Меня часто спрашивают, почему я, имея французское гражданство, не вернулся во Францию, как моя сестра (сейчас она живет в городе Мец). Но мы уехали, когда мне было семь лет, а ей — одиннадцать. Она билингв, ей даже сны снятся на разных языках. А я, хоть и неплохо говорю на французском, английском и итальянском, не могу сказать, что прекрасно знаю эти языки. Мой родной язык — русский, я на нём думаю, говорю, пишу и читаю. Когда пришло время учиться дальше, был погружен в музыку и сомневался только в одном: что предпочесть — фортепиано, композицию, дирижирование? И не представлял себе на тот момент ничего другого, не видел необходимости. Позже стал ездить за границу на мастер-классы по старинной музыке, потом на гастроли со своими коллективами. Но нужно понимать, что нас нигде никто не ждёт. Если у узбека, подметающего московские дворы, появится возможность вернуться домой и жить там лучше, чем прежде, неужели он этого не захочет? От хорошей жизни люди не уезжают. Мы знаем тех, у кого всё сложилось хорошо, но много ли их? Гораздо больше таких, кто не добился успеха. В России у меня есть поддержка широкого круга друзей, даже в Красноярске, где я пока ещё мало кого знаю, чувствую внимание к себе и заинтересованность. Буду работать там, куда приглашают.

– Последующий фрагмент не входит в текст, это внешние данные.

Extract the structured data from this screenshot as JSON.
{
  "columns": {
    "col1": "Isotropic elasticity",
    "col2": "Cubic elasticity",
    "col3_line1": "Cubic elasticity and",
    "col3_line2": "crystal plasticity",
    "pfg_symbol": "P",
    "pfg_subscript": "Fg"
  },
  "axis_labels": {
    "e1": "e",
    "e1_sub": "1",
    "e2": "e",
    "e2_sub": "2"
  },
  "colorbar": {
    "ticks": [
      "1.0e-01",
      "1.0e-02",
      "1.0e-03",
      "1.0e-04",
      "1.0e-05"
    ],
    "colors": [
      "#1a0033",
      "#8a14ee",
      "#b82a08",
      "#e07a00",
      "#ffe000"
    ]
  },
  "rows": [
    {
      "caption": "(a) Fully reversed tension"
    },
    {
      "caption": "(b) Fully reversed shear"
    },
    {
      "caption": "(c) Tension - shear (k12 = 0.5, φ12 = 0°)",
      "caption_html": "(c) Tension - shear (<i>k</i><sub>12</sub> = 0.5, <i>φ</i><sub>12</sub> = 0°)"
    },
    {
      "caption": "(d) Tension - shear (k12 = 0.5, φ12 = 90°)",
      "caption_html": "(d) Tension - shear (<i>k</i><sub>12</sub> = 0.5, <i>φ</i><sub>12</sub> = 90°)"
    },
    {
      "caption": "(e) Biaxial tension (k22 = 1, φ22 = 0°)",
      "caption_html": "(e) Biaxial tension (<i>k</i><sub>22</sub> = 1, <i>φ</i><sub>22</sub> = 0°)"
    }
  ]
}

В чём вы видите сегодняшнюю роль дирижёра в театре?
Собственно, роль та же, что и всегда. Дирижёр — молодая профессия, как и режиссёр, их значение возрастало постепенно. Если говорить об оперном репертуаре на рубеже XIX-XX веков, знаменитому солисту режиссёр перечить не мог — он не посмел бы, например, заставить его петь вниз головой, как сейчас. Дирижёр, во многом подчиняющийся логике режиссёра — тоже производная нашего времени, хотя ещё недавно дирижёр лидировал в музыкальном театре. Особым статусом всегда обладал композитор, но главным в опере считался даже не он, а исполнители заглавных партий, что не всегда приводило к хорошему результату. Один из пиков этого безумия был в барочные времена. Известен случай, что однажды, когда певица в третий раз потребовала от Генделя переделать под неё арию, он выкинул её из окна. (Смеётся.).
Что вас самого привело в эту профессию и чем она вас вдохновляет?
Сначала я обучался на композиторском факультете, и в какой-то момент мой педагог указал на нехватку в моем творчестве мышечного ощущения музыки и звука. Это подтолкнуло меня к дирижированию. Знаете, многие дирижёры задают себе вопрос: а чем я вообще занят, для чего я нужен? Такая рефлексия — очень важная составляющая профессии. Если ты вышел за пульт, то должен выразить своё отношение к музыке. Хотя здесь важен баланс. С одной стороны, дирижёру необходимо проявлять свою волю — он отвечает за музыкальный продукт. Но если видишь, что допустил ошибку — нужно обладать одновременно смелостью и смирением, чтобы признать свою музыкальную неправоту и не настаивать на ней. Как говорил маэстро Владимир Понькин, главные заповеди дирижёра: «Первое — не мешай. Второе — если можешь, помоги».